Experimentation
Creating Experiments

Creating Experiments

Overview

This topic explains how to set up and configure an experiment in FeatBit. It introduces the concepts of metrics, explains different metric types, and explains how metrics interact with feature flags to create experiments.

In FeatBit, the combination of metrics and flags is an experiment. Experiments let you measure the effect of flags on users by mapping them to the metrics your team cares about.

Creating metrics

Metrics are the measure against which you evaluate flag events. You can use metrics to track all kinds of things, from how often users access a URL to how long that URL takes to load a page. If users load a URL, click an element, or otherwise participate in the behavior the metric tracks, you can use FeatBit SDK to send an event to your experiment.

You don't need to create a new metric for each new experiment. You can reuse existing metrics in multiple experiments, which allows you to compare how the metric performs with different flags. Similarly, a single experiment can use primary and secondary metrics, which allow you to observe how the variations perform against various measurements.

Using primary and secondary metrics

You can designate only one metric as the primary metric in an experiment, but you can attach secondary metrics to your experiments if you want to track the performance of additional measurements. We recommend using no more than ten metrics per experiment.

The primary metric is sometimes called the "overall evaluation criterion." When you are making decisions about the winning variation in an experiment, you should base your decision making only on your primary metric, because decision making becomes much more complicated when you include multiple metrics in a decision.

If you are using just one metric, there are two possible outcomes: up or down. If you are using two metrics, there are four possible outcome combinations: up/down, down/up, up/up, or down/down.

For each metric you add to an experiment, the possible outcomes increase quickly. If you are using three metrics, there are eight different possible outcome combinations. If you are using ten metrics, there are 1,024 possible outcome combinations. For this reason we recommend basing your decision-making on only your primary metric.

Metric Types

The following table explains the kinds of events you can track with a metric and their SDK compatibility:

Metric typeDescription & Example uses
Click conversionTracks the clicks on a user interface (UI) element.

- How often do users click a "Save" button?
- How many times do users click on a link?
- When is the best point during a process to display a sign-up invitation?
Custom conversionTracks events for any arbitrary event.

- Do user searches call a particular service?
- Do customers contact customer service within a set period of time?
- Do customers renew their contract within 30 days? Do user payments succeed?
Page view conversionTracks how many times a page is viewed.

- How many times do users view a blog post?
Custom numericTracks increases or decreases in numeric value against a baseline you set.

- How much do users spend per transaction in my store?
- How much do users spend in total?
- How many items do users purchase per transaction?
- How many items do users purchase total?
- How much time do users spend on a page?
- How long does it take for a server to respond to a request?
- How long until the time to first byte (TTFB)?

Create a metric

Go to Experiments page, in Metrics tab, click on Add Metric button.

In Metric drawer, fill information of the metric.

  • Name, name of the metric
  • Description, (optional) description of the metric
  • Maintainer, the maintainer of this metric
  • Event type, FeatBit has only custom event type for now, but it supports actually the type below:
    • Custom conversion, you need to choose Conversion rate below the selector
    • Custom numeric, you need to choose Numeric below the selector
    • Click conversion & Pageview conversion, these can be treated as custom conversion
  • Event name, the name which will identify events in FeatBit experimentation evaluation.
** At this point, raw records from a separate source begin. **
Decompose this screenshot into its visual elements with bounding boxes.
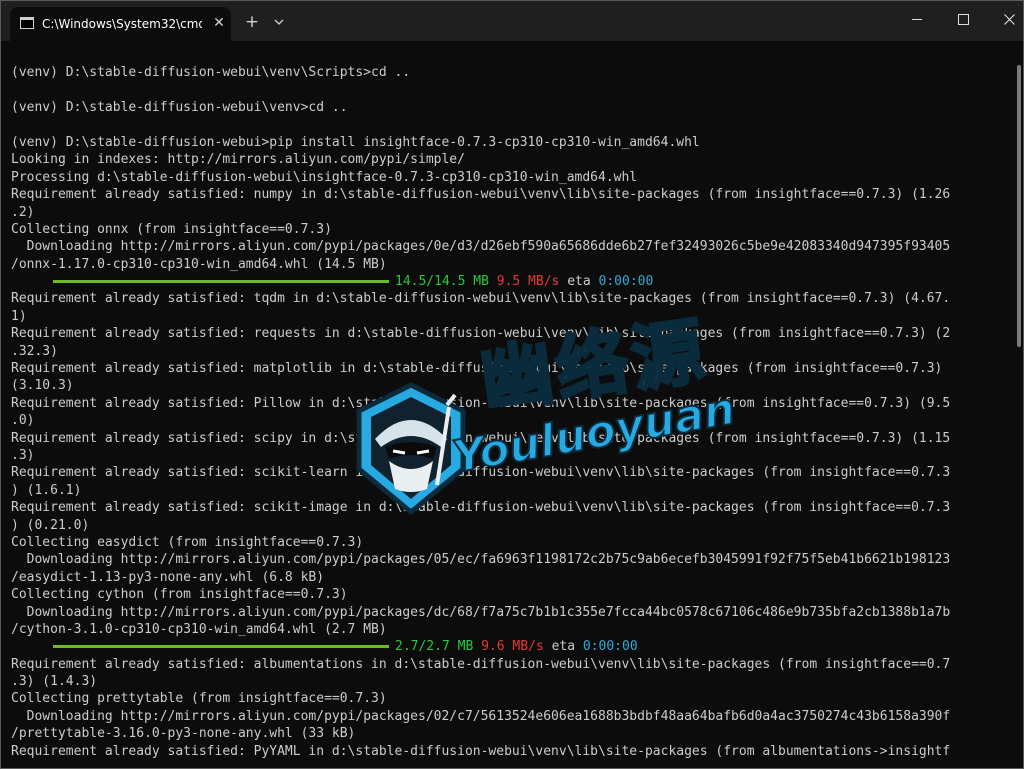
terminal-line: /prettytable-3.16.0-py3-none-any.whl (33… [11,726,356,742]
chevron-down-icon[interactable] [270,13,288,31]
download-progress-1: 14.5/14.5 MB 9.5 MB/s eta 0:00:00 [11,273,1011,290]
progress-eta: 0:00:00 [598,274,654,290]
terminal-line: Collecting prettytable (from insightface… [11,691,387,707]
terminal-line: Requirement already satisfied: numpy in … [11,187,951,203]
download-progress-2: 2.7/2.7 MB 9.6 MB/s eta 0:00:00 [11,638,1011,655]
terminal-line: Looking in indexes: http://mirrors.aliyu… [11,152,465,168]
terminal-line: .3) (1.4.3) [11,674,98,690]
terminal-line: .2) [11,204,35,220]
new-tab-button[interactable]: + [241,11,263,33]
progress-eta-label: eta [567,274,591,290]
close-window-button[interactable] [986,1,1023,39]
tab-cmd[interactable]: C:\Windows\System32\cmd.exe ✕ [10,7,231,41]
tab-title: C:\Windows\System32\cmd.exe [42,17,202,31]
terminal-line: /cython-3.1.0-cp310-cp310-win_amd64.whl … [11,621,387,637]
progress-bar [53,280,389,284]
tab-close-button[interactable]: ✕ [209,13,229,33]
terminal-line: Collecting easydict (from insightface==0… [11,534,364,550]
progress-size: 14.5/14.5 MB [395,274,489,290]
terminal-line: (venv) D:\stable-diffusion-webui\venv\Sc… [11,65,411,81]
terminal-line: /onnx-1.17.0-cp310-cp310-win_amd64.whl (… [11,256,387,272]
terminal-line: Downloading http://mirrors.aliyun.com/py… [11,552,951,568]
terminal-line: Collecting onnx (from insightface==0.7.3… [11,221,332,237]
terminal-window: C:\Windows\System32\cmd.exe ✕ + (venv) D… [0,0,1024,769]
terminal-line: (venv) D:\stable-diffusion-webui>pip ins… [11,134,700,150]
maximize-button[interactable] [940,1,986,39]
terminal-line: Downloading http://mirrors.aliyun.com/py… [11,708,951,724]
terminal-line: (venv) D:\stable-diffusion-webui\venv>cd… [11,100,348,116]
terminal-line: Downloading http://mirrors.aliyun.com/py… [11,239,951,255]
vertical-scrollbar[interactable] [1017,65,1021,347]
progress-speed: 9.5 MB/s [496,274,560,290]
terminal-line: Requirement already satisfied: PyYAML in… [11,743,951,759]
close-icon [1004,14,1015,25]
progress-eta-label: eta [551,639,576,655]
console-icon [20,17,34,29]
progress-bar [53,645,389,649]
progress-speed: 9.6 MB/s [481,639,544,655]
minimize-button[interactable] [894,1,940,39]
watermark: 幽络源 Youluoyuan [331,307,751,531]
terminal-line: Requirement already satisfied: tqdm in d… [11,291,951,307]
terminal-line: Requirement already satisfied: albumenta… [11,656,951,672]
terminal-line: /easydict-1.13-py3-none-any.whl (6.8 kB) [11,569,325,585]
progress-size: 2.7/2.7 MB [395,639,474,655]
terminal-line: Processing d:\stable-diffusion-webui\ins… [11,169,638,185]
progress-eta: 0:00:00 [582,639,638,655]
terminal-line: Downloading http://mirrors.aliyun.com/py… [11,604,951,620]
terminal-line: Collecting cython (from insightface==0.7… [11,587,348,603]
title-bar: C:\Windows\System32\cmd.exe ✕ + [1,1,1023,41]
This name will be passed as a parameter when you call SDK to track the events.
  • Unit, when you choose Numeric as event type, this is will be identify which kind of numeric you're measuring.
  • Winning criteria, define winning criteria by choose higher than baseline or lower than baseline

Create an experimentation

Go back to the Overview sub-panel and click the Add button

In the Experiment drawer, select the feature flag you created before, choose a Metric, choose a variation as baseline. Click on the Save button.

Run experiment

In the experiment list, click on button Check result of an experimentation.

You'll be directed to the feature flag Experimentation tab. Click on the start button in the Experiment. It starts to run!

Creating experiment audiences

You can run an experiment on a flag's default rule, or you can create a custom experiment audience by selecting a specific flag targeting rule to include in your experiment. You can target by any user attribute you collect. To learn how, read Targeting rules.

When you build your experiment, you can allocate all or a percentage of the user traffic that encounters a flag in an experiment. Audience allocation gives you flexibility when selecting your experiment audience and ensures accurate experiment results. FeatBit analyzes only users that you choose to be part of the experiment.

You can selecting a specific flag targeting rule by click on button Set A/B test rule.

You can configure specific ab test traffic in the drawer panel. The image below shows only 10% of total users who matched default rule are included in the experiment. 80% of users who matched default rule of v1 are excluded in the experiment.